Un reportage de Heidi Verdonck.
Pendant des années, on n’a eu aucun droit en Tunisie. Mais maintenant que le détesté dictateur Benali est parti, les fenêtres s’ouvrent.
Benali est parti, les fenêtres s’ouvrent.
« Pourrais-tu me ramener le livre sur la femme de Benali, si tu viens en Tunisie? » Il y a deux semaines, une telle question aurait été impensable. Qui éprouvait un intérêt pour la politique faisait bien de le garder pour soi, surtout si ça avait trait au clan Trabelsi, dont faisait partie des membres proéminents telle l’épouse de Benali, Leila. Mieux encore, il valait mieux ne pas prononcer à haute voix le nom de Benali. Son surnom était Tarzan.
Comme les choses sont différentes aujourd’hui. Le live sur le luxueux mode de vie de Leila est entre temps devenu un grand succès.
Caricatures.
Désormais, on a le droit de faire toutes sortes de choses en Tunisie. Les photos de Benali de plusieurs mètres de haut ont disparu du paysage. Dans les kiosques, on trouve des journaux français comme Libération avec des caricatures des ex-gouvernants.

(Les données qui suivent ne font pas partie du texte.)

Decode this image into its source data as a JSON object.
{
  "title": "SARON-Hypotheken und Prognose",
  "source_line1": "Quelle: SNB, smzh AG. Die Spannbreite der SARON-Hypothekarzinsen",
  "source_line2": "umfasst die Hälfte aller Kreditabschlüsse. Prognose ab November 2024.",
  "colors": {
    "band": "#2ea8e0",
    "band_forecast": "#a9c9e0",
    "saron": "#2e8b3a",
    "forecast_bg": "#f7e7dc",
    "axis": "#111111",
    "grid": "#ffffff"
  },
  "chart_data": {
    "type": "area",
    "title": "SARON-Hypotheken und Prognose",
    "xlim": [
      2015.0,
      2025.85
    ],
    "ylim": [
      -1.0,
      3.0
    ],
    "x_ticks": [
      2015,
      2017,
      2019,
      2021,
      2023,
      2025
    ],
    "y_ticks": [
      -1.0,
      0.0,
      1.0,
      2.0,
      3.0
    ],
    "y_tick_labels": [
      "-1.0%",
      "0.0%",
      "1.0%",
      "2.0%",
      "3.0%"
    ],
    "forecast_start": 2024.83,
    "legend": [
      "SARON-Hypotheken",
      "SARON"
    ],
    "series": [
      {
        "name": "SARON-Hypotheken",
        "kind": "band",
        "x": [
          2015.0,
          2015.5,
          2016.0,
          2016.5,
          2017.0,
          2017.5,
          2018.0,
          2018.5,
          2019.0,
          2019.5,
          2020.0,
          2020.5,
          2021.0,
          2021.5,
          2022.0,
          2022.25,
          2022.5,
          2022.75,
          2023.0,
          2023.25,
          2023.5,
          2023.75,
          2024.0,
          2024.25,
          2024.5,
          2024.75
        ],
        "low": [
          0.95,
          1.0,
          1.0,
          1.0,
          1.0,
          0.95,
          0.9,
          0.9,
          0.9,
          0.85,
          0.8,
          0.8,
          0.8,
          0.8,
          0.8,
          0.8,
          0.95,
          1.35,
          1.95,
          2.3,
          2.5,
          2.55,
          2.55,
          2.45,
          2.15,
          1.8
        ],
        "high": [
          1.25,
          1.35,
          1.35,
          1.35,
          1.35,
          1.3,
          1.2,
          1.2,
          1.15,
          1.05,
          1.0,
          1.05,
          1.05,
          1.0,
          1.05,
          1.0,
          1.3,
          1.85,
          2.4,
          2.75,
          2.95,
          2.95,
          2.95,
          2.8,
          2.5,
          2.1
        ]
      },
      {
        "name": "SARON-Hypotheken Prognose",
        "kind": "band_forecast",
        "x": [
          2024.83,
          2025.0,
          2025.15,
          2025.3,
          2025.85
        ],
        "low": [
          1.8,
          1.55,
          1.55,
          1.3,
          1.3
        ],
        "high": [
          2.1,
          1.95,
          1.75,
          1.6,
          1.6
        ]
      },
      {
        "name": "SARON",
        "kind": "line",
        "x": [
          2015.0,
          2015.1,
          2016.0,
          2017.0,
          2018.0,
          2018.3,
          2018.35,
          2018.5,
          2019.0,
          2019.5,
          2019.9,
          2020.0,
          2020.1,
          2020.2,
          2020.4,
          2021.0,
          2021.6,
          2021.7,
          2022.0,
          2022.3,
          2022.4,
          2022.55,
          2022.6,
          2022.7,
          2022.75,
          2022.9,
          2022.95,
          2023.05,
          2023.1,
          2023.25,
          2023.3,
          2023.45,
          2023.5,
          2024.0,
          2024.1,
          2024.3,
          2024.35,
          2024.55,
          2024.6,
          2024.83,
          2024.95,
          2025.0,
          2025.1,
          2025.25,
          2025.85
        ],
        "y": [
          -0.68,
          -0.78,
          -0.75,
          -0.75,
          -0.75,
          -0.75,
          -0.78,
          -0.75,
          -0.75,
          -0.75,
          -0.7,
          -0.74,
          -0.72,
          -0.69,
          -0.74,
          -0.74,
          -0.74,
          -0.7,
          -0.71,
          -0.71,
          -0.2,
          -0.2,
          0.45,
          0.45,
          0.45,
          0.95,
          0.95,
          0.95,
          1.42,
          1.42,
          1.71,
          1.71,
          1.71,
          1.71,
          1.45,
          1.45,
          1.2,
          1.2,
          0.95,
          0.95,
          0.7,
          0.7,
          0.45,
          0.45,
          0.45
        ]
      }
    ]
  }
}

Au café La République dans le quartier populaire Lafayette, tout le monde, du chauffeur de taxi au diplômé de l’université, veut dire ce qu’il pense du régime renversé. Amel, par exemple, propriétaire d’une petit épicerie, raconte comment sa vie était rendue impossible par des agents de police et des fonctionnaires corrompus. « Les choses restent difficiles, mais au moins, maintenant, je n’ai plus à avoir peur d’eux. »
D’après Habib, un homme d’affaires, le système était pourri de part en part. « Ma famille a une grosse entreprise de BTP et on nous étions sans cesse victimes de chantages. Même les investisseurs étrangers étaient sous pression pour « acheter » des permis officiels et pour « vendre » une majorité des actions de leurs entreprises à des officiels corrompus. »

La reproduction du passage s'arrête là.